Count Vectorizer + Logistic Regression 정확도: 0.5936


In [7]:
joblib.dump(pipeline, '../static/model/news_count_lr.pkl')

['../static/model/news_count_lr.pkl']

### (2) TfidfVectorizer + LogisticRegression

In [8]:
pipeline = Pipeline([
    ('tfidf_vect', TfidfVectorizer(ngram_range=(1, 2))),
    ('lr_clf', LogisticRegression())
])
pipeline.fit(X_train, y_train)
pred = pipeline.predict(X_test)
acc = accuracy_score(y_test, pred)
print(f'Tfidf Vectorizer + Logistic Regression 정확도: {acc:.4f}')

Tfidf Vectorizer + Logistic Regression 정확도: 0.6583


In [9]:
joblib.dump(pipeline, '../static/model/news_tfidf_lr.pkl')

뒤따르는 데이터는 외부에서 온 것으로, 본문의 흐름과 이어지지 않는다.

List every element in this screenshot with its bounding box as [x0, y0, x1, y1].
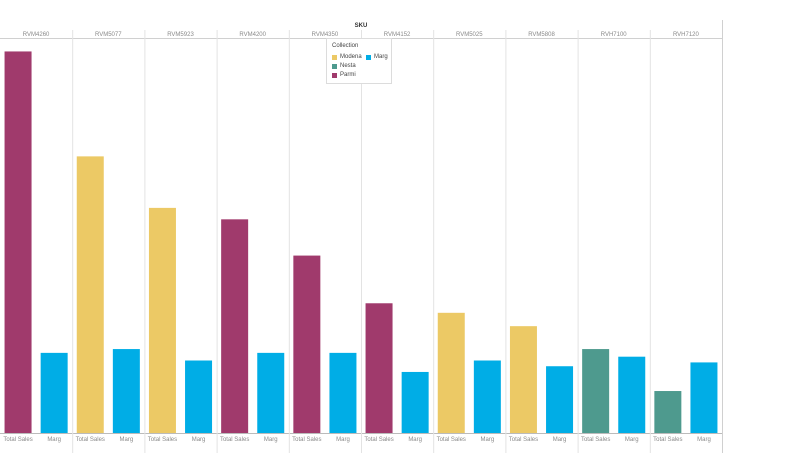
tick-label-total-sales: Total Sales	[220, 437, 249, 443]
tick-label-marg: Marg	[553, 437, 567, 443]
tick-label-total-sales: Total Sales	[581, 437, 610, 443]
bar-total-sales-rvm5025	[437, 312, 465, 433]
ruvati-logo-graphic: RUVATI ®	[728, 0, 800, 453]
legend-label-marg: Marg	[374, 54, 388, 60]
bar-total-sales-rvm4350	[293, 255, 321, 433]
sku-header-rvm5923: RVM5923	[167, 32, 194, 38]
tick-label-marg: Marg	[481, 437, 495, 443]
bar-marg-rvm5808	[546, 366, 574, 433]
legend-item-marg[interactable]: Marg	[366, 54, 388, 60]
bar-marg-rvm4200	[257, 352, 285, 433]
tick-label-total-sales: Total Sales	[148, 437, 177, 443]
bar-total-sales-rvh7100	[582, 349, 610, 433]
legend: Collection Modena Nesta Parmi Marg	[326, 38, 392, 84]
bar-total-sales-rvm5923	[148, 207, 176, 433]
bar-marg-rvh7120	[690, 362, 718, 433]
bar-total-sales-rvm4152	[365, 303, 393, 433]
legend-label-modena: Modena	[340, 54, 362, 60]
bar-marg-rvm4152	[401, 371, 429, 433]
tick-label-marg: Marg	[192, 437, 206, 443]
bar-marg-rvm4260	[40, 352, 68, 433]
bar-total-sales-rvm4260	[4, 51, 32, 434]
tick-label-marg: Marg	[697, 437, 711, 443]
tick-label-marg: Marg	[264, 437, 278, 443]
tick-label-marg: Marg	[120, 437, 134, 443]
tick-label-total-sales: Total Sales	[364, 437, 393, 443]
tick-label-total-sales: Total Sales	[76, 437, 105, 443]
tick-label-total-sales: Total Sales	[653, 437, 682, 443]
sku-header-rvm4200: RVM4200	[239, 32, 266, 38]
tick-label-marg: Marg	[336, 437, 350, 443]
legend-swatch-parmi	[332, 72, 337, 78]
legend-item-modena[interactable]: Modena	[332, 54, 362, 60]
sku-header-rvm5808: RVM5808	[528, 32, 555, 38]
sku-header-rvm4152: RVM4152	[384, 32, 411, 38]
tick-label-total-sales: Total Sales	[509, 437, 538, 443]
legend-swatch-modena	[332, 54, 337, 60]
tick-label-total-sales: Total Sales	[437, 437, 466, 443]
sku-header-rvh7120: RVH7120	[673, 32, 700, 38]
bar-marg-rvh7100	[618, 356, 646, 433]
bar-marg-rvm5077	[112, 349, 140, 433]
sku-header-rvm5077: RVM5077	[95, 32, 122, 38]
tick-label-marg: Marg	[408, 437, 422, 443]
bar-chart: SKU RVM4260 Total Sales Marg RVM5077 Total Sa…	[0, 20, 723, 453]
bar-marg-rvm5923	[185, 360, 213, 433]
chart-area: SKU RVM4260 Total Sales Marg RVM5077 Total Sa…	[0, 20, 723, 453]
bar-total-sales-rvm4200	[221, 219, 249, 433]
legend-item-parmi[interactable]: Parmi	[332, 72, 356, 78]
sku-header-rvm4260: RVM4260	[23, 32, 50, 38]
sku-header-rvm4350: RVM4350	[312, 32, 339, 38]
tick-label-marg: Marg	[47, 437, 61, 443]
ruvati-logo: RUVATI ®	[728, 0, 800, 453]
bar-marg-rvm5025	[473, 360, 501, 433]
sku-header-rvh7100: RVH7100	[601, 32, 628, 38]
legend-item-nesta[interactable]: Nesta	[332, 63, 356, 69]
tick-label-marg: Marg	[625, 437, 639, 443]
tick-label-total-sales: Total Sales	[292, 437, 321, 443]
chart-title: SKU	[355, 23, 368, 29]
legend-swatch-nesta	[332, 63, 337, 69]
bar-total-sales-rvm5077	[76, 156, 104, 433]
legend-label-nesta: Nesta	[340, 63, 356, 69]
sku-header-rvm5025: RVM5025	[456, 32, 483, 38]
bar-marg-rvm4350	[329, 352, 357, 433]
legend-title: Collection	[332, 43, 359, 49]
bar-total-sales-rvm5808	[509, 326, 537, 433]
tick-label-total-sales: Total Sales	[3, 437, 32, 443]
bar-total-sales-rvh7120	[654, 391, 682, 433]
legend-swatch-marg	[366, 54, 371, 60]
legend-label-parmi: Parmi	[340, 72, 356, 78]
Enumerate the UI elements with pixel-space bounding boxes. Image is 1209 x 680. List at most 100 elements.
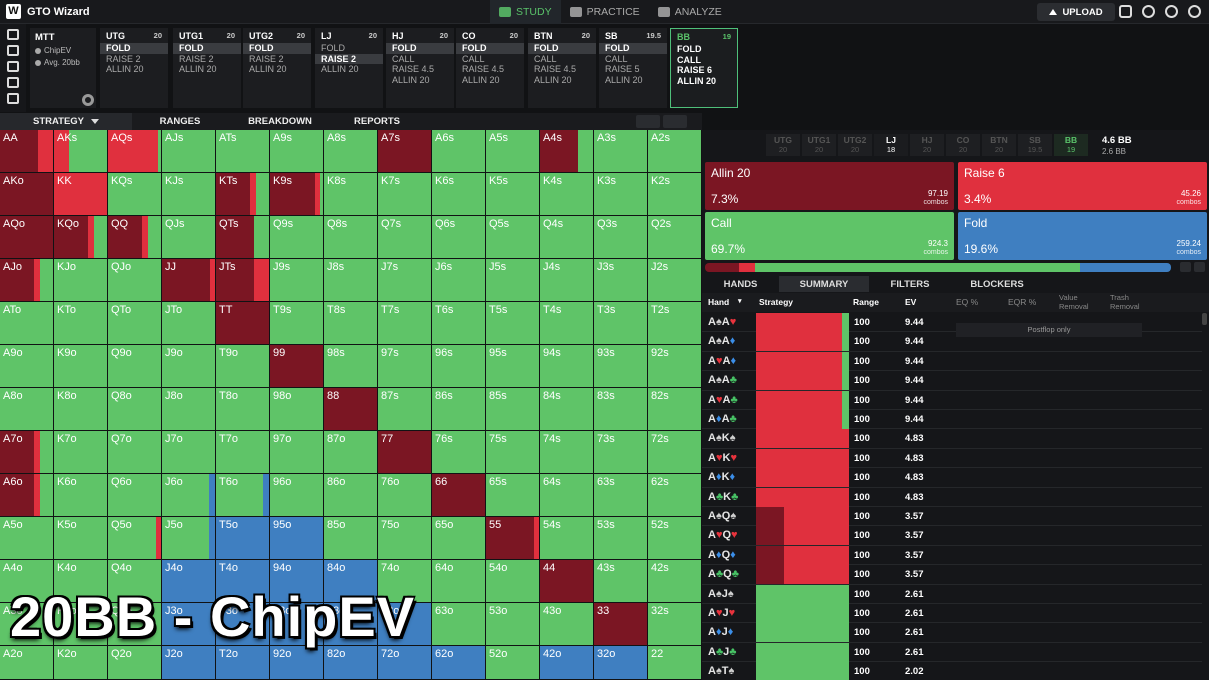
chip-bb[interactable]: BB 19 [1054,134,1088,156]
table-row[interactable]: A♥Q♥ 100 3.57 [702,526,1202,546]
matrix-cell-Q6o[interactable]: Q6o [108,474,162,517]
matrix-cell-Q5s[interactable]: Q5s [486,216,540,259]
table-row[interactable]: A♠J♠ 100 2.61 [702,584,1202,604]
matrix-cell-A8s[interactable]: A8s [324,130,378,173]
matrix-cell-KQo[interactable]: KQo [54,216,108,259]
chip-lj[interactable]: LJ 18 [874,134,908,156]
table-row[interactable]: A♠A♥ 100 9.44 [702,313,1202,333]
matrix-cell-J5s[interactable]: J5s [486,259,540,302]
position-action[interactable]: FOLD [243,43,311,54]
gear-icon[interactable] [1165,5,1178,18]
table-row[interactable]: A♦Q♦ 100 3.57 [702,545,1202,566]
matrix-cell-98s[interactable]: 98s [324,345,378,388]
user-icon[interactable] [1188,5,1201,18]
position-hj[interactable]: HJ 20 FOLD CALL RAISE 4.5 ALLIN 20 [386,28,454,108]
matrix-cell-A2o[interactable]: A2o [0,646,54,680]
matrix-cell-K2o[interactable]: K2o [54,646,108,680]
matrix-cell-52o[interactable]: 52o [486,646,540,680]
matrix-cell-94s[interactable]: 94s [540,345,594,388]
position-action[interactable]: RAISE 2 [179,53,214,64]
matrix-cell-93s[interactable]: 93s [594,345,648,388]
matrix-cell-65s[interactable]: 65s [486,474,540,517]
position-bb[interactable]: BB 19 FOLD CALL RAISE 6 ALLIN 20 [670,28,738,108]
matrix-cell-T2o[interactable]: T2o [216,646,270,680]
position-action[interactable]: CALL [534,53,557,64]
chip-co[interactable]: CO 20 [946,134,980,156]
matrix-cell-K3s[interactable]: K3s [594,173,648,216]
matrix-cell-85o[interactable]: 85o [324,517,378,560]
matrix-cell-T4o[interactable]: T4o [216,560,270,603]
table-row[interactable]: A♣J♣ 100 2.61 [702,642,1202,663]
action-box-raise[interactable]: Raise 6 3.4% 45.26 combos [958,162,1207,210]
position-action[interactable]: RAISE 4.5 [534,64,577,74]
matrix-cell-J4o[interactable]: J4o [162,560,216,603]
heart-icon[interactable] [636,115,660,128]
chevron-down-icon[interactable] [1194,262,1205,272]
position-utg1[interactable]: UTG1 20 FOLD RAISE 2 ALLIN 20 [173,28,241,108]
matrix-cell-96s[interactable]: 96s [432,345,486,388]
tab-strategy[interactable]: STRATEGY [0,113,132,130]
position-action[interactable]: RAISE 2 [249,53,284,64]
position-action[interactable]: ALLIN 20 [249,64,287,74]
matrix-cell-J9o[interactable]: J9o [162,345,216,388]
matrix-cell-98o[interactable]: 98o [270,388,324,431]
position-lj[interactable]: LJ 20 FOLD RAISE 2 ALLIN 20 [315,28,383,108]
matrix-cell-T7o[interactable]: T7o [216,431,270,474]
fullscreen-icon[interactable] [1119,5,1132,18]
nav-tab-0[interactable]: STUDY [490,0,561,24]
matrix-cell-82s[interactable]: 82s [648,388,702,431]
matrix-cell-QTo[interactable]: QTo [108,302,162,345]
matrix-cell-T4s[interactable]: T4s [540,302,594,345]
matrix-cell-87o[interactable]: 87o [324,431,378,474]
settings-gear-icon[interactable] [82,94,94,106]
nav-tab-2[interactable]: ANALYZE [649,0,731,24]
matrix-cell-32s[interactable]: 32s [648,603,702,646]
matrix-cell-42s[interactable]: 42s [648,560,702,603]
matrix-cell-Q3s[interactable]: Q3s [594,216,648,259]
position-action[interactable]: RAISE 4.5 [392,64,435,74]
action-box-fold[interactable]: Fold 19.6% 259.24 combos [958,212,1207,260]
matrix-cell-K7s[interactable]: K7s [378,173,432,216]
col-trash-removal[interactable]: Trash Removal [1110,293,1140,311]
matrix-cell-J6s[interactable]: J6s [432,259,486,302]
col-hand[interactable]: Hand [708,297,730,307]
matrix-cell-K4o[interactable]: K4o [54,560,108,603]
matrix-cell-55[interactable]: 55 [486,517,540,560]
matrix-cell-K6o[interactable]: K6o [54,474,108,517]
tab-reports[interactable]: REPORTS [332,113,422,130]
chip-utg1[interactable]: UTG1 20 [802,134,836,156]
position-utg[interactable]: UTG 20 FOLD RAISE 2 ALLIN 20 [100,28,168,108]
matrix-cell-64o[interactable]: 64o [432,560,486,603]
chip-sb[interactable]: SB 19.5 [1018,134,1052,156]
position-action[interactable]: CALL [677,54,701,65]
matrix-cell-43s[interactable]: 43s [594,560,648,603]
matrix-cell-ATs[interactable]: ATs [216,130,270,173]
matrix-cell-33[interactable]: 33 [594,603,648,646]
position-action[interactable]: FOLD [677,44,702,54]
position-btn[interactable]: BTN 20 FOLD CALL RAISE 4.5 ALLIN 20 [528,28,596,108]
matrix-cell-K3o[interactable]: K3o [54,603,108,646]
matrix-cell-AKo[interactable]: AKo [0,173,54,216]
position-action[interactable]: FOLD [456,43,524,54]
chip-btn[interactable]: BTN 20 [982,134,1016,156]
matrix-cell-K2s[interactable]: K2s [648,173,702,216]
detail-tab-hands[interactable]: HANDS [723,278,758,290]
matrix-cell-97s[interactable]: 97s [378,345,432,388]
matrix-cell-87s[interactable]: 87s [378,388,432,431]
matrix-cell-72s[interactable]: 72s [648,431,702,474]
matrix-cell-JJ[interactable]: JJ [162,259,216,302]
matrix-cell-43o[interactable]: 43o [540,603,594,646]
matrix-cell-63s[interactable]: 63s [594,474,648,517]
matrix-cell-A4o[interactable]: A4o [0,560,54,603]
matrix-cell-A6s[interactable]: A6s [432,130,486,173]
col-eq[interactable]: EQ % [956,297,979,307]
table-row[interactable]: A♥K♥ 100 4.83 [702,448,1202,469]
matrix-cell-KQs[interactable]: KQs [108,173,162,216]
table-row[interactable]: A♠K♠ 100 4.83 [702,429,1202,449]
matrix-cell-52s[interactable]: 52s [648,517,702,560]
matrix-cell-85s[interactable]: 85s [486,388,540,431]
matrix-cell-KJs[interactable]: KJs [162,173,216,216]
matrix-cell-53o[interactable]: 53o [486,603,540,646]
table-scrollbar[interactable] [1202,313,1207,325]
matrix-cell-Q8s[interactable]: Q8s [324,216,378,259]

['../static/model/news_tfidf_lr.pkl']

### (3) TfidfVectorizer + SVM

In [10]:
from sklearn.svm import SVC

In [11]:
pipeline = Pipeline([
    ('tfidf_vect', TfidfVectorizer(ngram_range=(1, 2))),
    ('sv_clf', SVC())
])
pipeline.fit(X_train, y_train)
pred = pipeline.predict(X_test)
acc = accuracy_score(y_test, pred)
print(f'Tfidf Vectorizer + Support Vector Machine 정확도: {acc:.4f}')

Tfidf Vectorizer + Support Vector Machine 정확도: 0.6312


In [12]:
joblib.dump(pipeline, '../static/model/news_tfidf_sv.pkl')

['../static/model/news_tfidf_sv.pkl']